Potential candidates for the three legislative seats have been waiting since the beginning of August for the Governor to set special election dates for the legislative elections. They are afraid that without judicial relief, the seats will be vacant all through the 2022 legislative session, which runs from January through March. The case is Staples v DeSantis, in the 2nd judicial circuit in Leon County.

Arkansas Files Brief in Minor Party Ballot Access Case

On October 14, Arkansas filed this brief in Libertarian Party of Arkansas v Thurston, e.d., 4:19cv-214. The brief says that no U.S. Supreme Court decision, and no U.S. Court of Appeals decision, has ever struck down a petition requirement that was 5% or less. This is almost laughably inaccurate. The U.S. Supreme Court struck down a petition requirement of approximately 42,000 signatures to run for Mayor of Chicago in 1979 in Illinois State Board of Elections v Socialist Workers Party. The U.S. Supreme Court also struck down a requirement of 50,000 signatures to run for Cook County Commission in 1992, in Norman v Reed.

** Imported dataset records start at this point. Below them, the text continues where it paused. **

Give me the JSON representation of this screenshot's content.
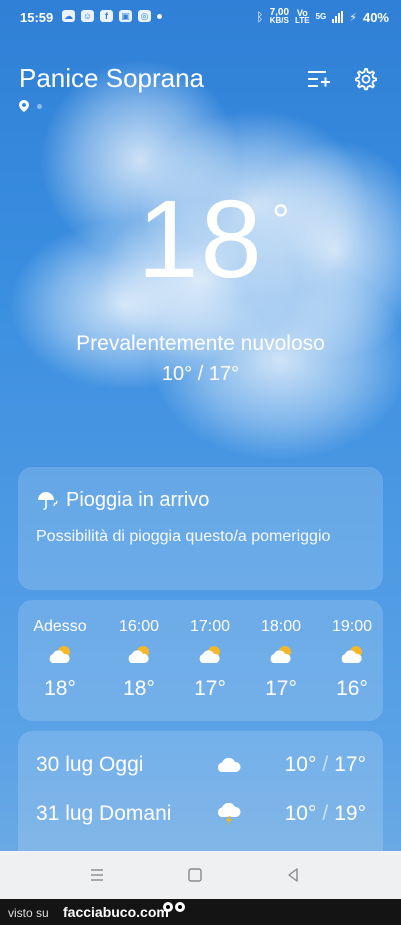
{
  "status_bar": {
    "time": "15:59",
    "net_speed_value": "7,00",
    "net_speed_unit": "KB/S",
    "vo_lte_top": "Vo",
    "vo_lte_bottom": "LTE",
    "network": "5G",
    "battery": "40%"
  },
  "header": {
    "city": "Panice Soprana"
  },
  "current": {
    "temperature": "18",
    "degree_symbol": "°",
    "condition": "Prevalentemente nuvoloso",
    "range": "10° / 17°"
  },
  "rain_alert": {
    "title": "Pioggia in arrivo",
    "description": "Possibilità di pioggia questo/a pomeriggio"
  },
  "hourly": [
    {
      "time": "Adesso",
      "temp": "18°",
      "icon": "partly-cloudy-icon"
    },
    {
      "time": "16:00",
      "temp": "18°",
      "icon": "partly-cloudy-icon"
    },
    {
      "time": "17:00",
      "temp": "17°",
      "icon": "partly-cloudy-icon"
    },
    {
      "time": "18:00",
      "temp": "17°",
      "icon": "partly-cloudy-icon"
    },
    {
      "time": "19:00",
      "temp": "16°",
      "icon": "partly-cloudy-icon"
    }
  ],
  "daily": [
    {
      "label": "30 lug Oggi",
      "icon": "cloud-icon",
      "low": "10°",
      "high": "17°"
    },
    {
      "label": "31 lug Domani",
      "icon": "thunderstorm-icon",
      "low": "10°",
      "high": "19°"
    }
  ],
  "footer": {
    "visto_su": "visto su",
    "site": "facciabuco.com"
  },
  "colors": {
    "sky_top": "#2f80d6",
    "sky_bottom": "#6aa9e4",
    "sun": "#f5b62a",
    "navbar": "#eef0f2"
  }
}
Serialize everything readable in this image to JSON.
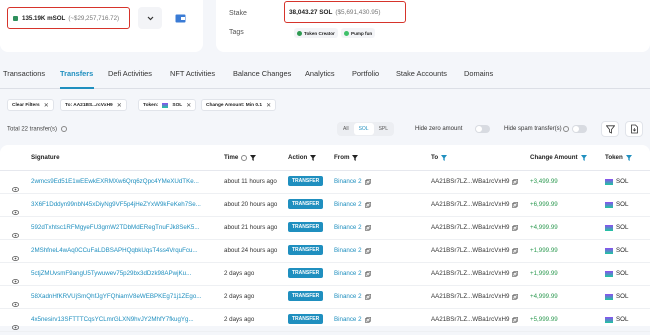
{
  "account": {
    "balance_label": "135.19K mSOL",
    "balance_usd": "(~$29,257,716.72)",
    "stake_label": "Stake",
    "stake_value": "38,043.27 SOL",
    "stake_usd": "($5,691,430.95)",
    "tags_label": "Tags",
    "tags": [
      "Token Creator",
      "Pump fun"
    ]
  },
  "tabs": [
    "Transactions",
    "Transfers",
    "Defi Activities",
    "NFT Activities",
    "Balance Changes",
    "Analytics",
    "Portfolio",
    "Stake Accounts",
    "Domains"
  ],
  "active_tab": "Transfers",
  "filters": {
    "clear_label": "Clear Filters",
    "to_chip": "To: AA21BS...rcVxH9",
    "token_chip_prefix": "Token:",
    "token_chip_value": "SOL",
    "amount_chip": "Change Amount: Min 0.1"
  },
  "toolbar": {
    "total_text": "Total 22 transfer(s)",
    "seg_all": "All",
    "seg_sol": "SOL",
    "seg_spl": "SPL",
    "hide_zero": "Hide zero amount",
    "hide_spam": "Hide spam transfer(s)"
  },
  "table": {
    "headers": {
      "signature": "Signature",
      "time": "Time",
      "action": "Action",
      "from": "From",
      "to": "To",
      "change_amount": "Change Amount",
      "token": "Token"
    },
    "rows": [
      {
        "sig": "2wmcs9Ed51E1wEEwkEXRMXw6Qrq6zQpc4YMeXUdTKe...",
        "time": "about 11 hours ago",
        "action": "TRANSFER",
        "from": "Binance 2",
        "to": "AA21BSr7LZ...WBa1rcVxH9",
        "amount": "+3,499.99",
        "token": "SOL"
      },
      {
        "sig": "3X6F1Dddyn99nbN45xDiyNg9VF5p4jHeZYxW9kFeKeh7Se...",
        "time": "about 20 hours ago",
        "action": "TRANSFER",
        "from": "Binance 2",
        "to": "AA21BSr7LZ...WBa1rcVxH9",
        "amount": "+6,999.99",
        "token": "SOL"
      },
      {
        "sig": "592dTxhtsc1RFMgyeFU3gmW2TDbMdERegTnuFJk8SeK5...",
        "time": "about 21 hours ago",
        "action": "TRANSFER",
        "from": "Binance 2",
        "to": "AA21BSr7LZ...WBa1rcVxH9",
        "amount": "+4,999.99",
        "token": "SOL"
      },
      {
        "sig": "2MShfneL4wAq0CCuFaLDBSAPHQqbkUqsT4ss4VrquFcu...",
        "time": "about 24 hours ago",
        "action": "TRANSFER",
        "from": "Binance 2",
        "to": "AA21BSr7LZ...WBa1rcVxH9",
        "amount": "+1,999.99",
        "token": "SOL"
      },
      {
        "sig": "5ctjZMUvsmF9angU5Tywuwev75p29bx3dDzk98APwjKu...",
        "time": "2 days ago",
        "action": "TRANSFER",
        "from": "Binance 2",
        "to": "AA21BSr7LZ...WBa1rcVxH9",
        "amount": "+1,999.99",
        "token": "SOL"
      },
      {
        "sig": "58XadnHfKRVUjSmQhfJgYFQhiamV8eWEBPKEg71j1ZEgo...",
        "time": "2 days ago",
        "action": "TRANSFER",
        "from": "Binance 2",
        "to": "AA21BSr7LZ...WBa1rcVxH9",
        "amount": "+4,999.99",
        "token": "SOL"
      },
      {
        "sig": "4x5nesirv13SFTTTCqsYCLmrGLXN9hvJY2MhfY7fkugYg...",
        "time": "2 days ago",
        "action": "TRANSFER",
        "from": "Binance 2",
        "to": "AA21BSr7LZ...WBa1rcVxH9",
        "amount": "+5,999.99",
        "token": "SOL"
      }
    ]
  },
  "colors": {
    "accent": "#1f8fbf",
    "highlight_border": "#d6342b",
    "positive": "#2e9a52"
  }
}
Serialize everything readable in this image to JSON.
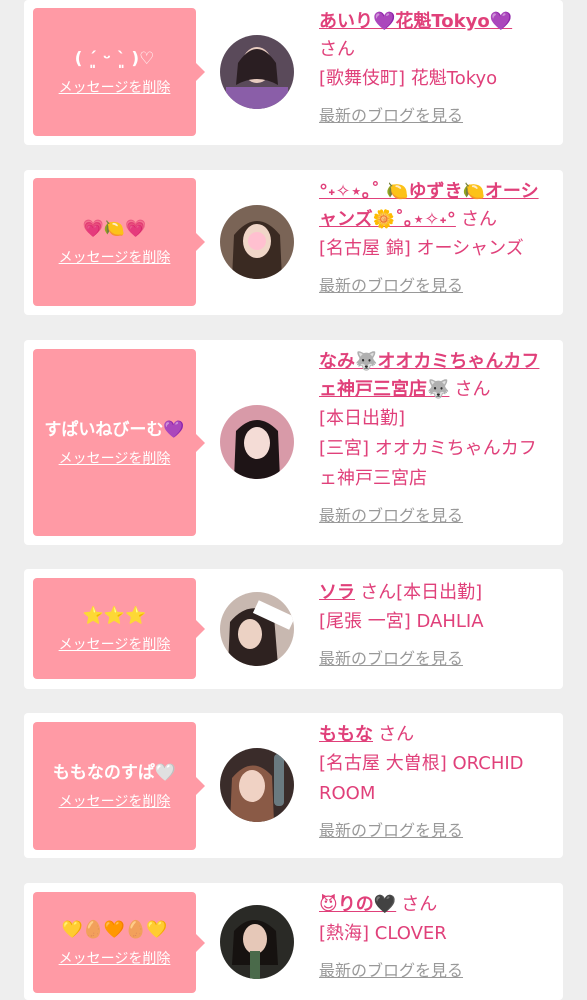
{
  "colors": {
    "bubble": "#ff9aa5",
    "accent": "#e0407a",
    "muted": "#999999",
    "background": "#eeeeee"
  },
  "common": {
    "delete_label": "メッセージを削除",
    "san": "さん",
    "blog_label": "最新のブログを見る"
  },
  "cards": [
    {
      "message": "( ´͈ ᵕ `͈ )♡",
      "name": "あいり💜花魁Tokyo💜",
      "details": [
        "[歌舞伎町] 花魁Tokyo"
      ]
    },
    {
      "message": "💗🍋💗",
      "name": "°˖✧⋆｡˚ 🍋ゆずき🍋オーシャンズ🌼˚｡⋆✧˖°",
      "details": [
        "[名古屋 錦] オーシャンズ"
      ]
    },
    {
      "message": "すぱいねびーむ💜",
      "name": "なみ🐺オオカミちゃんカフェ神戸三宮店🐺",
      "details": [
        "[本日出勤]",
        "[三宮] オオカミちゃんカフェ神戸三宮店"
      ]
    },
    {
      "message": "⭐⭐⭐",
      "name": "ソラ",
      "details": [
        "[尾張 一宮] DAHLIA"
      ],
      "badge": "[本日出勤]"
    },
    {
      "message": "ももなのすぱ🤍",
      "name": "ももな",
      "details": [
        "[名古屋 大曽根] ORCHID ROOM"
      ]
    },
    {
      "message": "💛🥚🧡🥚💛",
      "name": "😈りの🖤",
      "details": [
        "[熱海] CLOVER"
      ]
    }
  ]
}
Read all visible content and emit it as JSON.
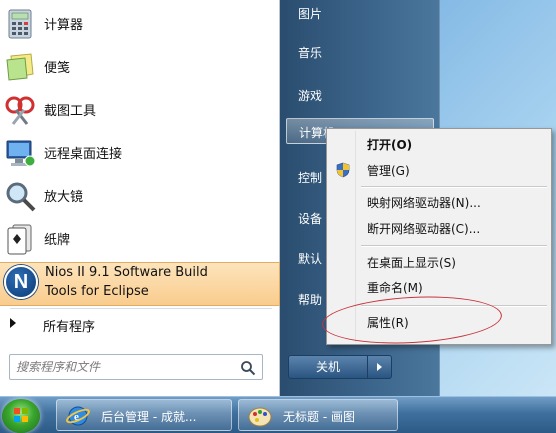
{
  "start_menu": {
    "programs": [
      {
        "label": "计算器",
        "icon": "calculator-icon"
      },
      {
        "label": "便笺",
        "icon": "sticky-notes-icon"
      },
      {
        "label": "截图工具",
        "icon": "snipping-tool-icon"
      },
      {
        "label": "远程桌面连接",
        "icon": "remote-desktop-icon"
      },
      {
        "label": "放大镜",
        "icon": "magnifier-icon"
      },
      {
        "label": "纸牌",
        "icon": "solitaire-icon"
      }
    ],
    "highlighted": {
      "line1": "Nios II  9.1 Software Build",
      "line2": "Tools for Eclipse",
      "icon_letter": "N",
      "icon": "nios-icon"
    },
    "all_programs": "所有程序",
    "search_placeholder": "搜索程序和文件"
  },
  "right_pane": {
    "items": [
      "图片",
      "音乐",
      "游戏",
      "计算机",
      "控制",
      "设备",
      "默认",
      "帮助"
    ],
    "shutdown_label": "关机"
  },
  "context_menu": {
    "items": [
      "打开(O)",
      "管理(G)",
      "映射网络驱动器(N)...",
      "断开网络驱动器(C)...",
      "在桌面上显示(S)",
      "重命名(M)",
      "属性(R)"
    ],
    "default_index": 0
  },
  "taskbar": {
    "buttons": [
      {
        "label": "后台管理 - 成就...",
        "icon": "ie-icon"
      },
      {
        "label": "无标题 - 画图",
        "icon": "paint-icon"
      }
    ]
  },
  "colors": {
    "highlight": "#f9cc8d",
    "right_pane": "#3a6288",
    "annotation_oval": "#c8323c"
  }
}
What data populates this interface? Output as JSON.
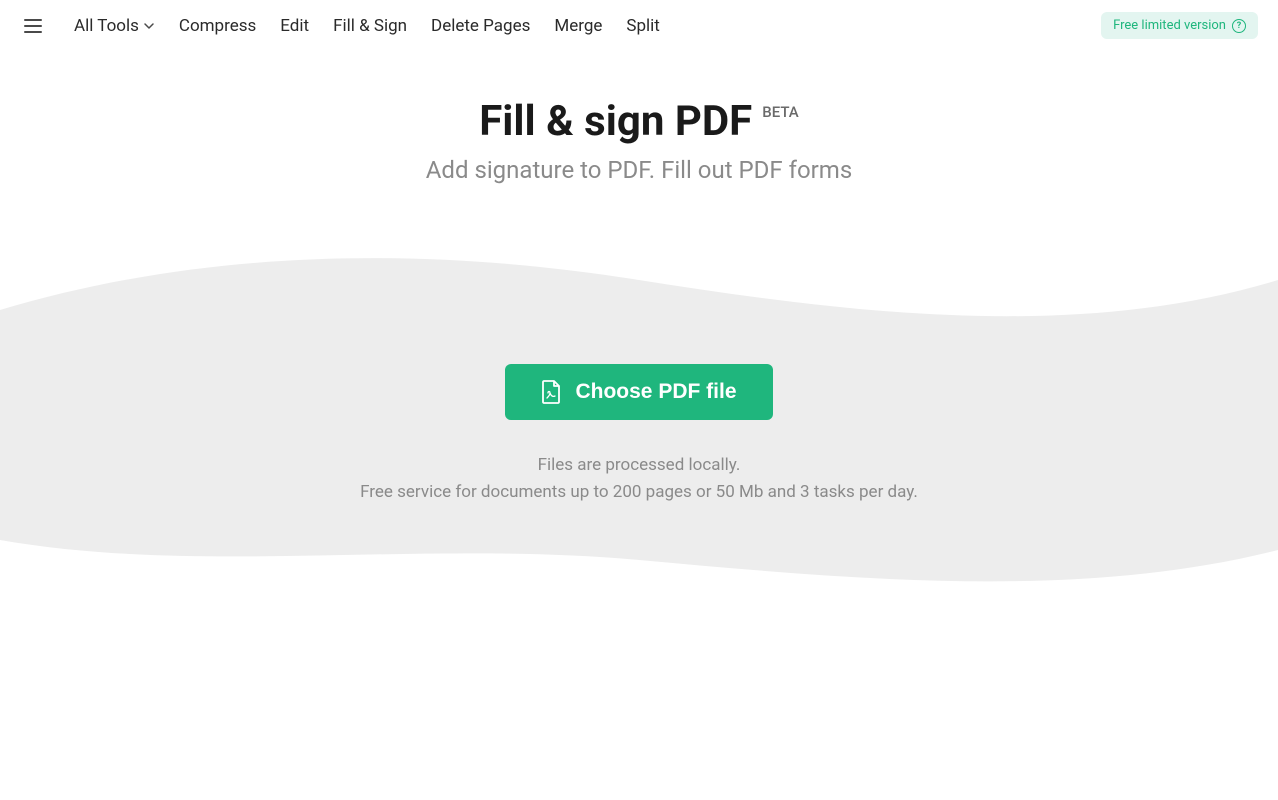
{
  "nav": {
    "all_tools": "All Tools",
    "items": [
      "Compress",
      "Edit",
      "Fill & Sign",
      "Delete Pages",
      "Merge",
      "Split"
    ]
  },
  "badge": {
    "text": "Free limited version"
  },
  "hero": {
    "title": "Fill & sign PDF",
    "beta": "BETA",
    "subtitle": "Add signature to PDF. Fill out PDF forms"
  },
  "upload": {
    "button_label": "Choose PDF file",
    "info_line1": "Files are processed locally.",
    "info_line2": "Free service for documents up to 200 pages or 50 Mb and 3 tasks per day."
  },
  "colors": {
    "accent": "#1fb67d",
    "badge_bg": "#e3f5f0",
    "wave_bg": "#ededed"
  }
}
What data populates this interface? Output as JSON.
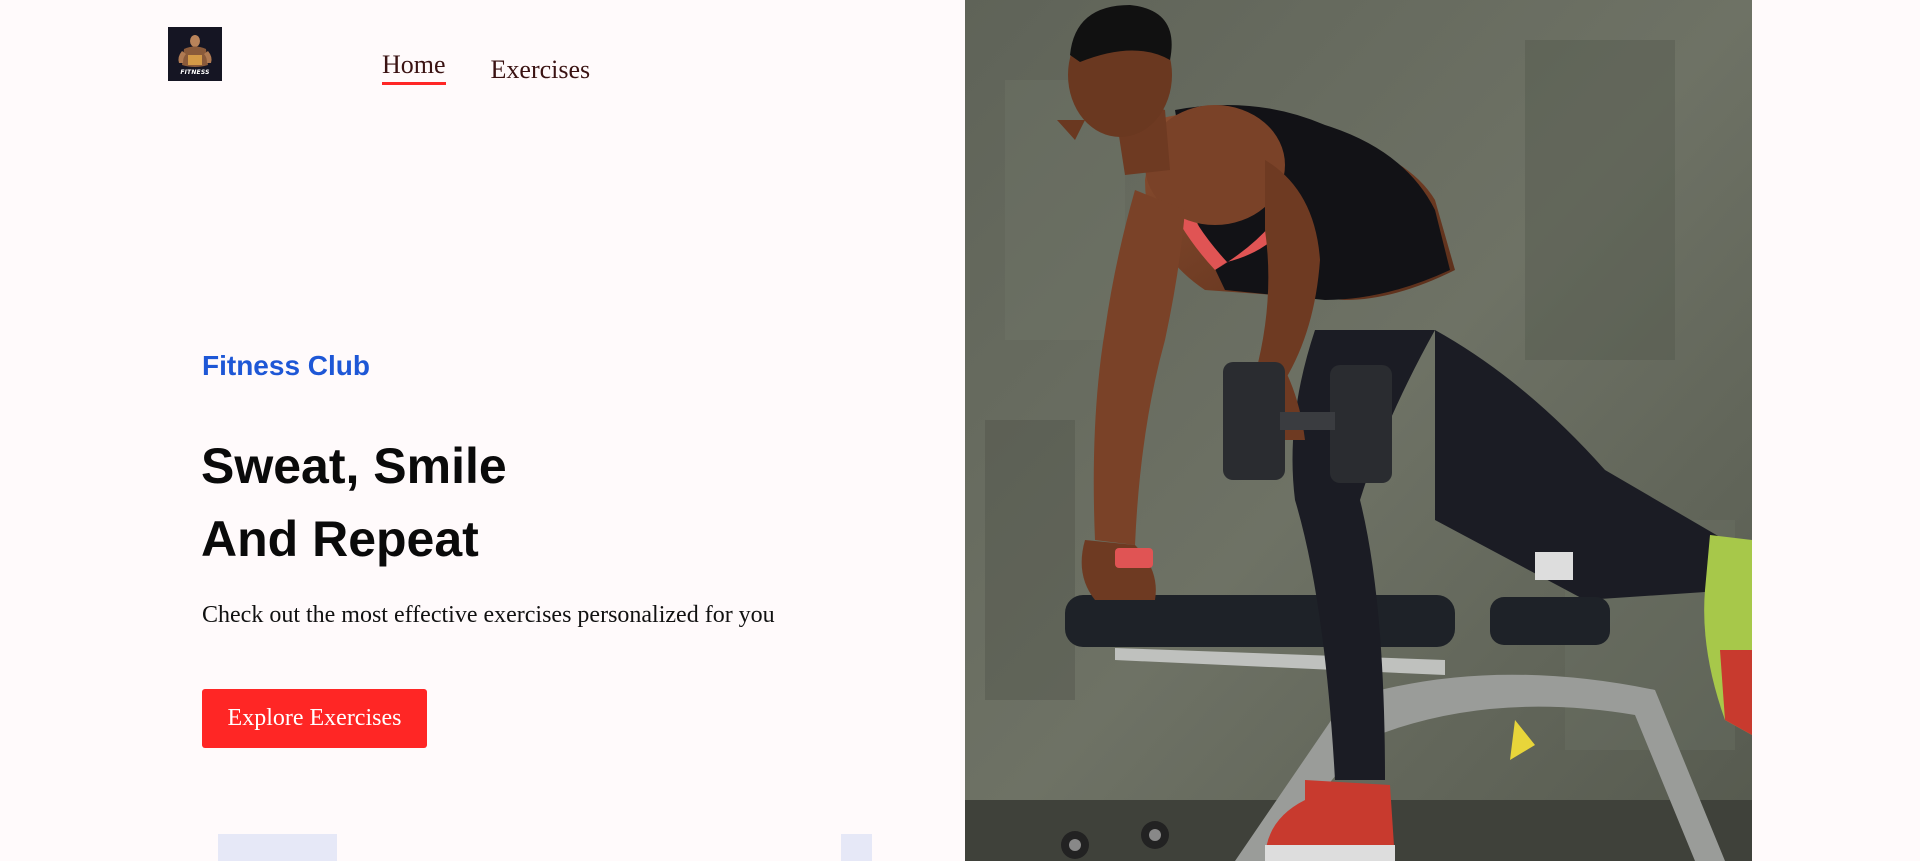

The Eighth Circuit struck down North Dakota’s party petition of 15,000 signatures in 1980 in McLain v Meier. At the time, 15,000 was 3.3% of the numbr of eligible signers.

The Eleventh Circuit struck down Georgia’s 1% petition for president in 2016 in Green Party of Georgia v Kemp.

The Sixth Circuit struck down Michigan’s 30,000-signature requirement in 2021 in Graveline v Benson. That number was less than 1% of the last gubernatorial vote.

The state’s brief also says that the First Circuit upheld New Hampshire’s 3% petition in 2006 in Libertarian Party of N.H. v Gardner. Actually that case challenged the 3,000-signature requirement for the nominees of unqualified parties, and 3,000 was less than one-half of 1% of the last vote cast. New Hampshire has two methods for the nominees of unqualified parties to get on the ballot with the party label. There is a 3% full party petition but that was not the subject of that lawsuit.

The state’s brief also asserts that the 90-day limit on completing the petition is to prevent fraud, but the brief does not explain the connection between the short petitioning period and fraud. The state says that the fact that no one has ever complied with the Arkansas 3% petition means nothing because there is no evidence that anyone had tried and failed to collect the 3% petition. But from the past record of past lawsuits against past Arkansas 3% petitions, won by both the Reform Party in 1996 and the Green Party in 2006, it is obvious that parties in the past have tried and failed to complete a 3% petition.

California Group Will Again try to Qualify an Initiative to Permit Electronic Signatures

A group of Californians who support the initiative process are again trying to qualify an initiative that would legalize electronic signatures for initiatives. See their website at www.cirrra.com. Click here. The initiative was cleared to circulate on October 12, and its backers have six months to collect the needed signatures. They are hoping to find 5,000 individuals who will collect at least 200 signatures each.

They tried in 2019 but did not succeed.

U.S. District Court Refuses to Dismiss Virginia Redistricting Case

On October 12, U.S. District Court Judge David J. Novak refused to dismiss the lawsuit Goldman v Northam, e.d., 3:21cv-420. He also requested that the chief judge of the Fourth Circuit appoint two more judges for this case. The chief judge of the Fourth Circuit did make such appointments on October 13.

The issue is whether it violates one-person, one-vote, for Virginia to use districts based on the 2010 census to elect its House of Delegates on November 2, 2021. A hearing will be held in this case on December 3, 2021. It is possible that the election returns for House of Delegates held next month will be nullified, and a new election scheduled, after new districts, based on the 2020 census. Or it is possible that the 2021 election returns will be valid, but the winners will only be permitted to serve one year terms.